The Opportunities of using (more) (Autonomous) Robots in Arable Farming

1.     More precise positioning and more economic use of equipment, seed, and plant treatment.

2.     Better work conditions of human staff and reduction of repeating=boring tasks.

3.     Higher flexibility due to numbering up instead of scaling up.

While small field robots might become an interesting solution for performing specific tasks, they will not be applicable for all agricultural tasks, e.g. they seem not to be applicable for soil tillage or for on-field transport since here high traction forces are mandatory requiring high weight of machines. These and many other questions of field robotics are being discussed today and will be in future. It will be thrilling to see what robot type will make the race on the field – small or big ones or machine sizes in between or a combination of all of these types? The project “Feldschwarm” (funded by the German Ministry for Economics and Energy) is currently developing and testing different concepts for field swarms principally covering the whole range of applications in arable agriculture.

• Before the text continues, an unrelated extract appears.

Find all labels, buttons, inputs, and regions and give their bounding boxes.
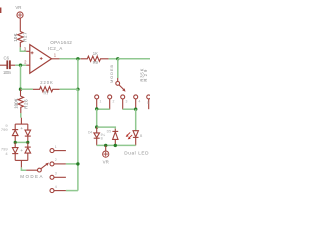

Not only the machines will change from man guided systems to mobile machines with a higher degree of automation and even autonomy. Also, the way machine fleets will be controlled, and information will be handled is rapidly changing. In the future, field robots of any size will operate in an interconnected manner. Farm management systems (FMS) in the cloud will guide fleets of machines. FMS will collect information from many sources such as satellite-based earth observation, drone-based observation or sensing systems, weather forecasts, agricultural and economic consultancy services and many more. FMS will deduct and provide decision support for the optimal process and farm management and one day even might make own decisions about machine control, machine interaction and process control. This could be seen as a higher level of today’s TIM (tractor implement management) where not just one tractor and its implement are being controlled in a closed-loop, but multiple tractors, robots and other machines. This can be called “vertical integration of process control”. There will also be connections and data management between different processes on a farm as well as along the whole food production chain, what might be called horizontal integration of food processing, delivering a traceable and trustworthy food production which covers the interests of all stakeholders on highest food standards, sustainability, food security, and economy.

VDI will keep working on this and other initiatives.